Alzó la cabeza y se permitió analizar a la persona que tenía enfrente: Akutagawa lo miraba con una ceja alzada, tratando de leer lo que estaba escribiendo en la mesita frente a la camilla del hospital. Había despertado medio día después de la operación, confuso y somnoliento por la anestesia. No fue hasta quince días después que permitieron hacerle visitas, cuando ya fue capaz de respirar por su cuenta y el peligro de contraer una bacteria había pasado.

Hace un mes y medio que lo visitaba, todos los días.

Dentro de un máximo de dos semana le darían el alta.

Sería justo el primero de mayo.

El día que habían fijado para cumplir sus promesas.

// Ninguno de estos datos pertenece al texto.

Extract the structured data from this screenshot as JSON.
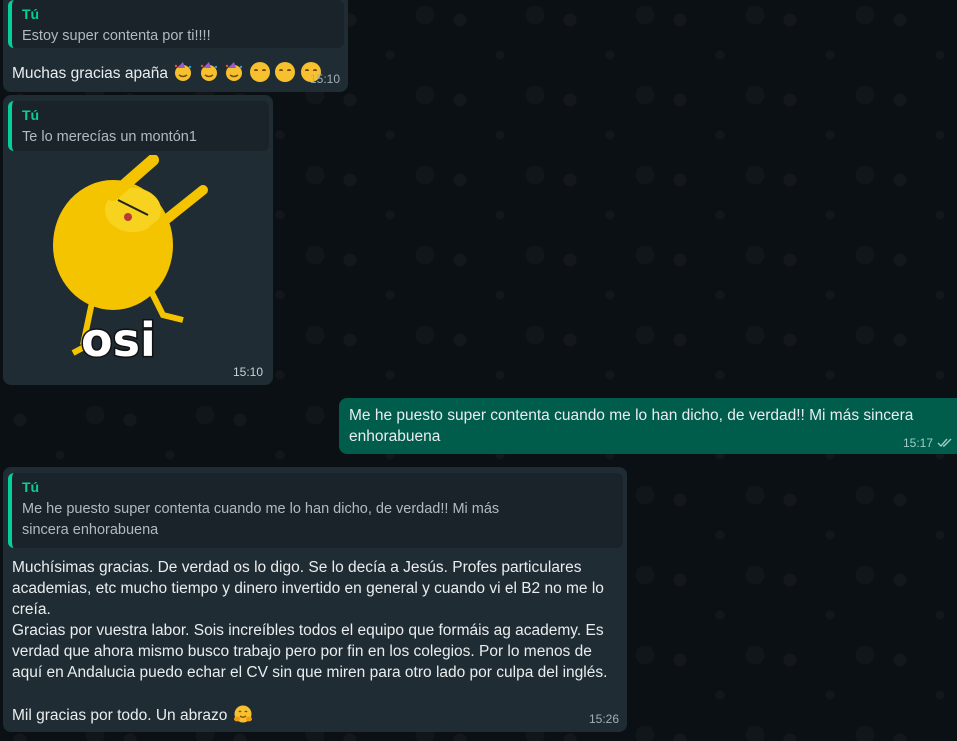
{
  "colors": {
    "background": "#0b1014",
    "incoming_bubble": "#202c33",
    "outgoing_bubble": "#005c4b",
    "quote_accent": "#06cf9c"
  },
  "messages": [
    {
      "direction": "incoming",
      "quote": {
        "author": "Tú",
        "text": "Estoy super contenta por ti!!!!"
      },
      "text": "Muchas gracias apaña",
      "emojis": [
        "partying-face",
        "partying-face",
        "partying-face",
        "smiling-face",
        "smiling-face",
        "smiling-face"
      ],
      "time": "15:10"
    },
    {
      "direction": "incoming",
      "quote": {
        "author": "Tú",
        "text": "Te lo merecías un montón1"
      },
      "sticker": {
        "name": "dabbing-dog-sticker",
        "caption": "osi"
      },
      "time": "15:10"
    },
    {
      "direction": "outgoing",
      "text": "Me he puesto super contenta cuando me lo han dicho, de verdad!! Mi más sincera enhorabuena",
      "time": "15:17",
      "status_icon": "double-check-icon"
    },
    {
      "direction": "incoming",
      "quote": {
        "author": "Tú",
        "text": "Me he puesto super contenta cuando me lo han dicho, de verdad!! Mi más sincera enhorabuena"
      },
      "text": "Muchísimas gracias. De verdad os lo digo. Se lo decía a Jesús. Profes particulares academias, etc mucho tiempo y dinero invertido en general y cuando vi el B2 no me lo creía.\nGracias por vuestra labor. Sois increíbles todos el equipo que formáis ag academy. Es verdad que ahora mismo busco trabajo pero por fin en los colegios. Por lo menos de aquí en Andalucia puedo echar el CV sin que miren para otro lado por culpa del inglés.\n\nMil gracias por todo. Un abrazo",
      "emojis": [
        "hugging-face"
      ],
      "time": "15:26"
    }
  ]
}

Atsushi le sacó la lengua como un niño que se niega a responder algo. Ese gesto provocó que el pelinegro bufara. Los primeros días de veía ausente, perdido en la nada de la pared de enfrente; salvo, mientas fueron pasando poco a poco, su semblante fue tomando color y su humor volvió a ser el mismo huraño de siempre.

—Un libro. —contestó Atsushi, continuando con su anterior escritura.

—Eres tonto. —dijo Akutagawa. Nunca nadie lo había insultado con tanta elegancia y prepotencia como lo hacía él.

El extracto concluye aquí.